Oregon National Guard to begin aiding hospitals Friday

Coronavirus

'Beyond grateful,' National Guard helps hospitals in crisis

Oregon National Guard Spc. Toby SeWell assigned to the Oregon Army National Guard Medical Command, administers the COVID-19 vaccination to a Salem resident at the Oregon State Fairgrounds in Salem, Ore., Jan. 13, 2021. (U.S. Air National Guard photo by Major Heather Bashor, Oregon Military Department Public Affairs)

PORTLAND, Ore. (KOIN) — One hundred and fifty Oregon National Guard members arrived in Bend Thursday morning to prepare for assignments at St. Charles Hospitals.

The effort comes as part of the initial deployment announced by Gov. Kate Brown last week. The governor committed up to 1,500 guard members to assist frontline hospital workers amid the delta surge, 500 of which would begin assignments Aug. 20.

The much-needed support comes after an increase in healthcare staff shortages and COVID-19 hospitalizations across the state.

“We are just beyond grateful for the National Guard coming to support us,” Rod Marchiando, Senior Vice President of Improvement and Strategy for St.
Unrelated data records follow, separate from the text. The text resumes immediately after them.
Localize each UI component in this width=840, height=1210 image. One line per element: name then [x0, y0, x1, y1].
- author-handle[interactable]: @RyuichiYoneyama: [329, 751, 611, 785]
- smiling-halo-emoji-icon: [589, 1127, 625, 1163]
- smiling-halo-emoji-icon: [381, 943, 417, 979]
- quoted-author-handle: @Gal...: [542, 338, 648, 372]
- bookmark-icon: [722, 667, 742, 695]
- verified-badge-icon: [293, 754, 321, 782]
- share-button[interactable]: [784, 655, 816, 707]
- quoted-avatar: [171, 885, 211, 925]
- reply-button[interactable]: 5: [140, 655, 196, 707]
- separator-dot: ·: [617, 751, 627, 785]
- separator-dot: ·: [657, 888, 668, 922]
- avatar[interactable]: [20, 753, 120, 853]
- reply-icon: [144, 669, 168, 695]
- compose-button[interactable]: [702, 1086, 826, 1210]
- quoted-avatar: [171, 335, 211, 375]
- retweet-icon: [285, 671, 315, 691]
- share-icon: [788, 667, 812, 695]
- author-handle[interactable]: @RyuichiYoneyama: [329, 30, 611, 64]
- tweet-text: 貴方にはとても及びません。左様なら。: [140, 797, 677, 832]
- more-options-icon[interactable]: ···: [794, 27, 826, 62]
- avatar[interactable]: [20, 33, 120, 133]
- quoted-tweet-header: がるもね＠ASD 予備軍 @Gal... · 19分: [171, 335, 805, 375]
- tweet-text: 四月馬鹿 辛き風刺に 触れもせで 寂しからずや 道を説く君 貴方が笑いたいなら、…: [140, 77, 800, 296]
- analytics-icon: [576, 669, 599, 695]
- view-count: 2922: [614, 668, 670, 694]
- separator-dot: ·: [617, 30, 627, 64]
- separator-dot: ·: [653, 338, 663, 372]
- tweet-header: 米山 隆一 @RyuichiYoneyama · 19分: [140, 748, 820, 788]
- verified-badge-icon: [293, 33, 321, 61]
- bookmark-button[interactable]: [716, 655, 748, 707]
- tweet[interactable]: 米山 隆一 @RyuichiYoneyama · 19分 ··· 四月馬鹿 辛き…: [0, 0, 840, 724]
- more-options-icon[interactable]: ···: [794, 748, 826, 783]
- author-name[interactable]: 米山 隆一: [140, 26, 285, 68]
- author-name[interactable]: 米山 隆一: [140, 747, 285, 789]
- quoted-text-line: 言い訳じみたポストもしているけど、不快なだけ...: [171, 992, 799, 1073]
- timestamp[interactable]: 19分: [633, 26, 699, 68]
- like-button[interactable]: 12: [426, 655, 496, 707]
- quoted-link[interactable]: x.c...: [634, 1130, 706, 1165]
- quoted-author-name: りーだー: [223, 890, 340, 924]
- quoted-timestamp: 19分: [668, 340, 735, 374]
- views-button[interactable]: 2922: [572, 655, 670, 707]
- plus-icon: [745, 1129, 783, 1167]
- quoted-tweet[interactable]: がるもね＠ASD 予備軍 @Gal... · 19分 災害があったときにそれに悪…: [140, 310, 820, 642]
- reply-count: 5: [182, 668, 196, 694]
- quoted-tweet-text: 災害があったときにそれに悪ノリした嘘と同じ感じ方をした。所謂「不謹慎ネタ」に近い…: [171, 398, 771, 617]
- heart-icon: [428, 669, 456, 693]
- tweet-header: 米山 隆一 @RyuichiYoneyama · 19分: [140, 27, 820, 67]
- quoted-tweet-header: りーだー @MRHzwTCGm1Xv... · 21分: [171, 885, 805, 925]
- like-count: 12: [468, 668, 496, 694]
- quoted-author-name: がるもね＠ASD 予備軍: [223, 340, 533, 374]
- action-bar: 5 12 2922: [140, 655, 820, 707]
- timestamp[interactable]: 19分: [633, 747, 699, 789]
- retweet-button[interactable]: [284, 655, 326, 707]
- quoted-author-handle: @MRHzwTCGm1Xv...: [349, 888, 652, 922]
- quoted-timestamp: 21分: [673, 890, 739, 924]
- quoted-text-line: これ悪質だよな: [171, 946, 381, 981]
Charles Health, told KOIN 6 News. “And the deep reason why is that we’re in a situation of unprecedented stress on the health system -not only due to certainly COVID but staffing-related issues as well.”

The guard has committed to supporting St. Charles through September, with members beginning to aid in non-clinical roles Friday.

“We’re reviewing a multitude of leader requests on where we have gaps, and matching up the skill sets within the group that’s coming from National Guard to identify where we can place them,” said Marchiando.

Guard members will be able to assist in screening patients, stocking supplies, preparing food and other roles that do not require licensure.

While the National Guard stepping into non-clinical positions will be a major help, Marchiando says hospitals in crisis continue to feel the void of clinical roles which remain largely unfulfilled. It’s a big help to our staffing needs, but we certainly have real deep gaps within our nursing staff and other clinical roles that are frankly worn out over this last year.”

Roughly 1,000 more guard members are expected to deploy to support state hospitals in the weeks to come.

“None of this could be possible without the support of the families of the National Guard, as well as the employers that support them,” added Marchiando. “We thank them so deeply for their sacrifice as well.”